Why else would Michael Fennelly have been picked for the All-Ireland semi-final against Waterford when, by Cody’s own admission, he had done no hurling training?
John Power lost out as a result. Richie Hogan too was given up until the eve of that game to get himself right.
Oh how that liberty and the accommodation afforded to Fennelly paid off.
But Cody’s had to adapt this year. More allowances than usual have had to be made. He would contest the scant use of his bench compared to previous years isn’t a reflection of the squad at his disposal and yet the call to reintroduce Fennelly, plagued by back problems, seemed to go against all that we have heard about Kilkenny through Cody’s time: that teams are chosen on the basis of training.
“Well I mean you pick teams on training, you pick teams on what’s in front of you,” says Cody.
“He (Fennelly) had done very little hurling but he had trained. All any player can do is do what you’re capable of doing from an injury point of view or whatever else is stopping you. Injury was stopping him taking part in all the hurling sessions. He did a lot of physical training, running, gym work, all of that. He got himself to the stage,‘now, I can go, I can play’.
“He had an injury that was just so difficult to shake off and then you make a judgment call on what you see in front of you and how focused the player is, how ready the player is. It was just jumping out of him how focused he was and how ready he was. Had he the fitness levels to do it? He proved he had and that was the judgment call that was made because of those things.”
Hogan couldn’t walk on the Friday before the Waterford game but was more than fit to start as he proved. He was given special dispensation to travel to Dublin ahead of the rest of the players the day before the game to aid his recovery from a back problem. But he had only been injured the previous weekend so allowances are part and parcel of whatever is needed,” maintains Cody.
“You can call them allowances or judgment calls but you judge each situation on its merits and each player on his merits as well. The same way as you make a decision sometimes not to start a player, sometimes you make a decision to start a player and that’s the way it works out.
“Myself and the three lads (Michael Dempsey, James McGarry, Derek Lyng) pick the team. We are the only ones whose call is going to be tested.”
Cody knows about the theory that Kilkenny don’t have the same resources this year as they have done in previous All-Ireland-winning seasons. Across the two crucial Division 1A games against Clare, he used the bench on three occasions. In the Leinster final win over Galway, he used three substitutes. In beating Waterford, Power was the only used replacement and he came on in the 67th minute.

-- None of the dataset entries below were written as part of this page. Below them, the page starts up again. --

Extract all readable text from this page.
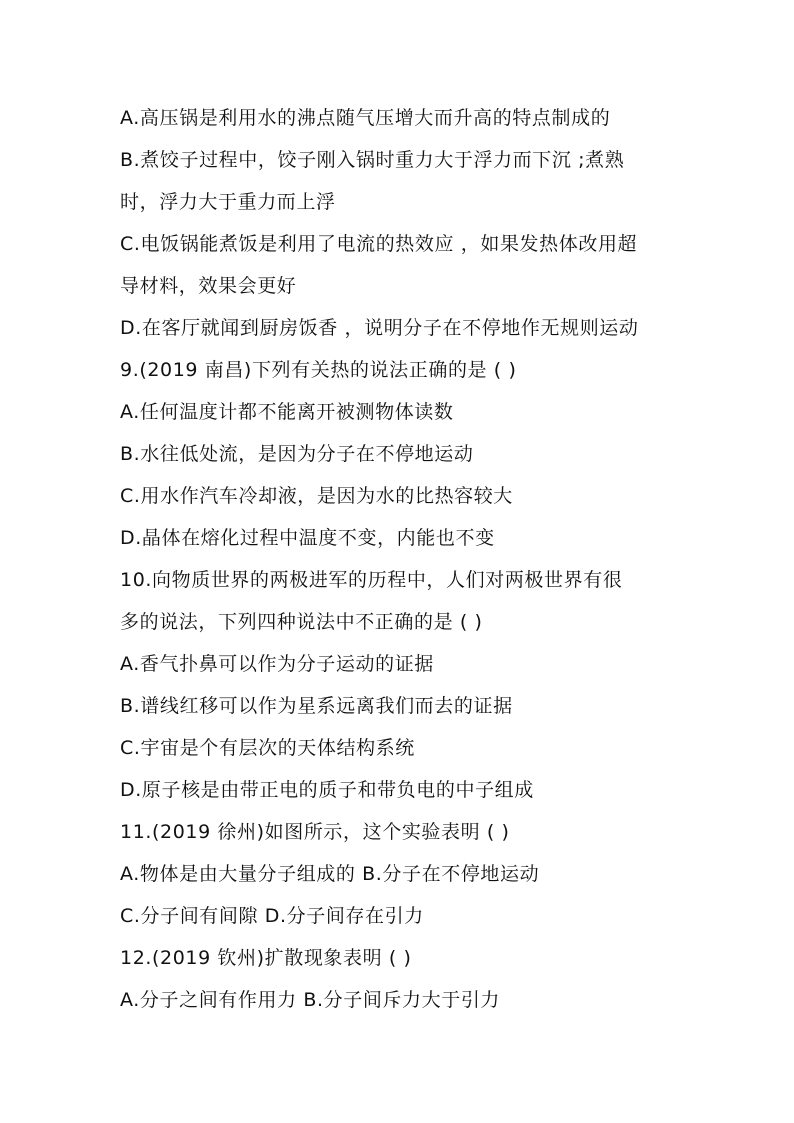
A.高压锅是利用水的沸点随气压增大而升高的特点制成的
B.煮饺子过程中，饺子刚入锅时重力大于浮力而下沉 ;煮熟
时，浮力大于重力而上浮
C.电饭锅能煮饭是利用了电流的热效应 ，如果发热体改用超
导材料，效果会更好
D.在客厅就闻到厨房饭香 ，说明分子在不停地作无规则运动
9.(2019 南昌)下列有关热的说法正确的是 ( )
A.任何温度计都不能离开被测物体读数
B.水往低处流，是因为分子在不停地运动
C.用水作汽车冷却液，是因为水的比热容较大
D.晶体在熔化过程中温度不变，内能也不变
10.向物质世界的两极进军的历程中，人们对两极世界有很
多的说法，下列四种说法中不正确的是 ( )
A.香气扑鼻可以作为分子运动的证据
B.谱线红移可以作为星系远离我们而去的证据
C.宇宙是个有层次的天体结构系统
D.原子核是由带正电的质子和带负电的中子组成
11.(2019 徐州)如图所示，这个实验表明 ( )
A.物体是由大量分子组成的 B.分子在不停地运动
C.分子间有间隙 D.分子间存在引力
12.(2019 钦州)扩散现象表明 ( )
A.分子之间有作用力 B.分子间斥力大于引力
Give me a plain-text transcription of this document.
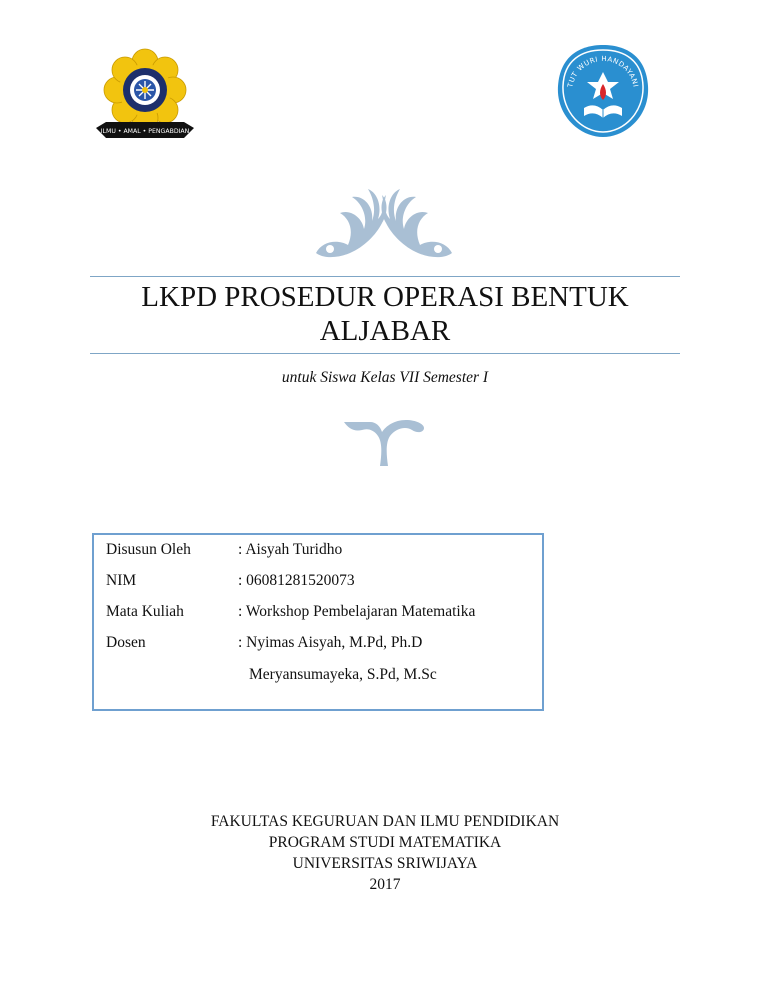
ILMU • AMAL • PENGABDIAN
TUT WURI HANDAYANI
LKPD PROSEDUR OPERASI BENTUK
ALJABAR
untuk Siswa Kelas VII Semester I
Disusun Oleh	: Aisyah Turidho
NIM	: 06081281520073
Mata Kuliah	: Workshop Pembelajaran Matematika
Dosen	: Nyimas Aisyah, M.Pd, Ph.D
Meryansumayeka, S.Pd, M.Sc
FAKULTAS KEGURUAN DAN ILMU PENDIDIKAN
PROGRAM STUDI MATEMATIKA
UNIVERSITAS SRIWIJAYA
2017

There is a lingering doubt about trust but Cody rejects it. “That’s the perception that’s out there. I wouldn’t agree with it all. We used a huge amount of players in the league, we had injuries around the clock almost. You take the last day — Jackie (Tyrrell) went, and the previous day, literally the day before the game, Michael Fennelly was ruled out.
“The Wexford game, literally two days before or the day before, Colin (Fennelly) was ruled out.
“That’s been part and parcel of it and our bench has been used. To be honest about it, Richie Power hasn’t been able to play, he’d obviously be a player considered a first-team player and rightly so.
“So the bench has been tested, the panel has been tested the whole time. I would have a huge confidence in our panel. Between now (and the All- Ireland final), I’d hate to see it from a player (that he was injured), I’d love to have everyone available, but regardless of what way it pans out, I will have a huge confidence in whoever will step in there.”